Cinzia Mascoli, Neri Marcorè, Paolo Calabresi e Claudio Santamaria fanno parte dell'Associazione Artisti 7607 ed hanno deciso di far luce sull'Istituto Imaie. Prima chiuso, poi riaperto e soldi spariti. Nel loro intervento a Servizio Pubblico spiegano i motivi della loro iniziativa.

Artisti 7607

Nel manifesto dell'associazione pubblicato sul blog leggiamo:
Per trent’anni opera in Italia come monopolio “di fatto” esclusivamente l’IMAIE (Istituto Mutualistico Artisti Interpreti Esecutori), fondato nel 1977 dalle organizzazioni sindacali allo scopo di raccogliere e distribuire tutti i compensi maturati dagli artisti italiani ed estinto nel 2009 con motivazioni “sul perdurare nel tempo delle disfunzioni nella gestione dell’ente e sulla sua persistente inidoneità a perseguire gli scopi statutari”. Un gruppo di attori che è l’embrione di Artisti 7607 si chiede come mai l’Imaie abbia accantonato oltre cento milioni di euro degli artisti senza ripartirli. Nel 2010 nasce l’Associazione Artisti 7607. Rappresenta più di mille interpreti italiani.

Imaie: cosa è cambiato?

NUOVOIMAIE è stato costituito il 12 luglio 2010 da Luis Enrique Bacalov, Claudio Baglioni, Massimo Di Cataldo, Marco Masini, Lino Banfi, Enzo De Caro, Andrea Roncato, Edoardo Siravo e Luca Zingaretti. E' governato da artisti democraticamente eletti. Ripartisce i compensi utilizzando strumenti all’avanguardia in piena trasparenza ed efficienza.
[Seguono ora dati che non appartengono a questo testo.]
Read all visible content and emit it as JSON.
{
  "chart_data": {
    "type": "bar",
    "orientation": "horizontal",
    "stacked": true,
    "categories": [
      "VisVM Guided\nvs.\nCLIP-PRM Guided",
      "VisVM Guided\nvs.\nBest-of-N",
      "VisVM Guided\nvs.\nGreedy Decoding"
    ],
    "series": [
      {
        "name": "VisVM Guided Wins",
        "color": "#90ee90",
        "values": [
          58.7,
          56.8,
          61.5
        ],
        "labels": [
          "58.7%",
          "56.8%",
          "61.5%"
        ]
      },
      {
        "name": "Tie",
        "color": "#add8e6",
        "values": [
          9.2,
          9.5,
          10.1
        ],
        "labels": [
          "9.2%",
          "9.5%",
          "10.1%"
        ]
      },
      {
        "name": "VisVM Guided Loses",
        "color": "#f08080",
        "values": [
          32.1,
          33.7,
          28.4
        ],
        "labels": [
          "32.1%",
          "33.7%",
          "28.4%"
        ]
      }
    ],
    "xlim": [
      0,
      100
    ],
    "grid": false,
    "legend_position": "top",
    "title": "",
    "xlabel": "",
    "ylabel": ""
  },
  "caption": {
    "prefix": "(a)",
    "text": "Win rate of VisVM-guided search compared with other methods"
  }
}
Intraprende tutte le iniziative che tutelano i diritti e gli interessi della categoria degli artisti interpreti o esecutori. Svolge una funzione mutualistica in favore degli artisti interpreti o esecutori. E' iscritto al Registro delle persone giuridiche della Prefettura di Roma, quale associazione che non ha finalità lucrative. Rispetta un codice etico che definisce la responsabilità etica e sociale di tutti i soggetti che intrattengono rapporti con l’Istituto.